I left my tool case in the trunk of my car and walked into the Eastern Airlines headquarters building in Miami wondering if I might run into my brother who managed the Interline Billing department, located in the same building. I just finished a service call in nearby Hialeah and called Bob Traum to find out if he could meet me for lunch. Bob was signed out to nearby EAL, not far from one of our favorite barbecue places. He was working on the one machine that bedeviled the Miami IBM service office for years, a forty-year old bank proof machine known as an 803. Bob was far from finished with his service calls so I thought I’d drop by and, since I wasn’t trained on the banking machines, see if I could lend moral support.

There are famous machines, or more correctly, infamous machines in IBM. This particular bank proof machine was one of the infamous ones. It defiantly blew fuses whenever it damned well felt like it. It didn’t care who the operator was, or who tried to solve its mysterious idiosyncrasies. It failed intermittently no matter how much time or money IBM threw at it. It had been whimsically powering down without warning for years despite the effort of the talented specialists who practically rebuilt the machine from the frame up. Eastern had long relegated the machine to backup service as they couldn’t rely on it for uninterrupted service.

This particular machine, built in 1949, performed a unique service that newer, more modern check processors simply couldn’t. It processed checks and tickets that were mutilated or damaged simply because the document was only moved a few inches to the receiving pigeon hole as the receiving pocket, mounted on a huge, rotating drum, was moved to meet the check, as opposed to the newer machines which used belts and pneumatics to zip checks around the machine to find the appropriate receiving slot. This 803 was appropriately assigned to the slow speed section of the accounting department.

Bob graciously introduced me to Patricia, the section manager, then asked me if I had ever seen the famous machine that defied analysis.

No, I’ve never seen it,” I answered, “Is it in use?

Yes, but no problem,” said Pat, “I’ll ask the operator to move to a different machine.”

I walked behind her as she approached the operator who was busy running the 10-key calculator style keyboard. Patricia leaned over and talked to the 803 operator, who nodded, then started clearing the machine. As she slid open the door over the huge drum pockets on the side of the machine, a flash caught my eye from inside of the machine. I saw the flash through the partially open door. The big machine went dead.

Oh look! It just failed! That’s funny it would do it when you’re here.”

Bob looked at me and said, “I don’t believe it. That’s the bug!”

Hand me a screwdriver,” I told Bob, “I know what the problem is.”

Bob gave the that famous, “Oh, brother, here you go again.!” look, but he handed me a screw driver and we proceeded to take the side panel off the 803, then we rerouted the power leads to the panel access light switch which was shorting to a metal flange on the door cover, only if the operator pushed just hard enough to flex the door against old, worn wire insulation on the switch terminals.

Bob just looked me and laughed as we re-wrapped the wires with new electrical tape.
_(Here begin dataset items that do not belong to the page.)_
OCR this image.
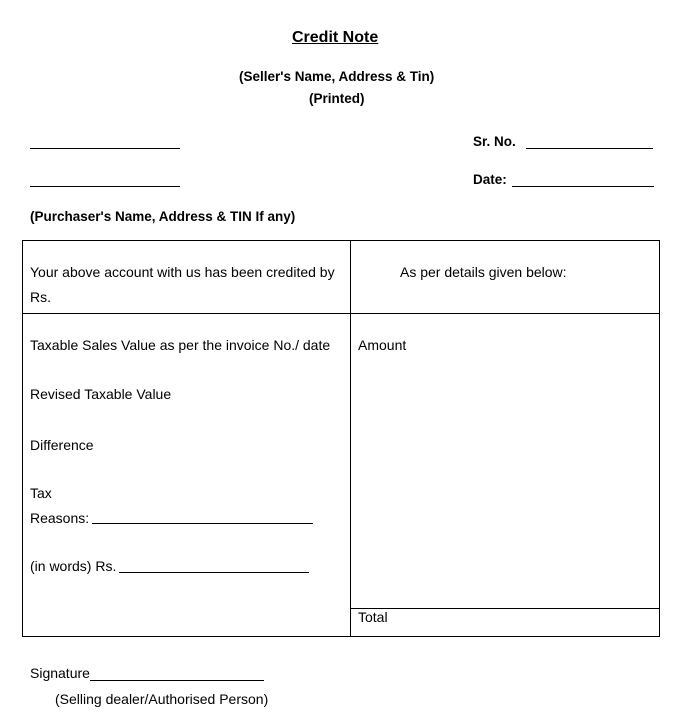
Credit Note
(Seller's Name, Address & Tin)
(Printed)
Sr. No.
Date:
(Purchaser's Name, Address & TIN If any)
Your above account with us has been credited by
Rs.
As per details given below:
Taxable Sales Value as per the invoice No./ date Amount
Revised Taxable Value
Difference
Tax
Reasons:
(in words) Rs.
Total
Signature
(Selling dealer/Authorised Person)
We moved the wires so they would never touch anything, much less the panel cover, and told the operator to let us know if it ever happened again.

She gave us that “Yeah, sure!” look and once again powered up the machine.

Bob said to me later as we ate our barbecue sandwiches, “Are you lucky, or what?”

Timing is everything!” I answered. “But I’ll take luck, too! It certainly doesn’t hurt my reputation!”

The 803 never powered down unexpectedly again, and I still disavow any knowledge of banking machines.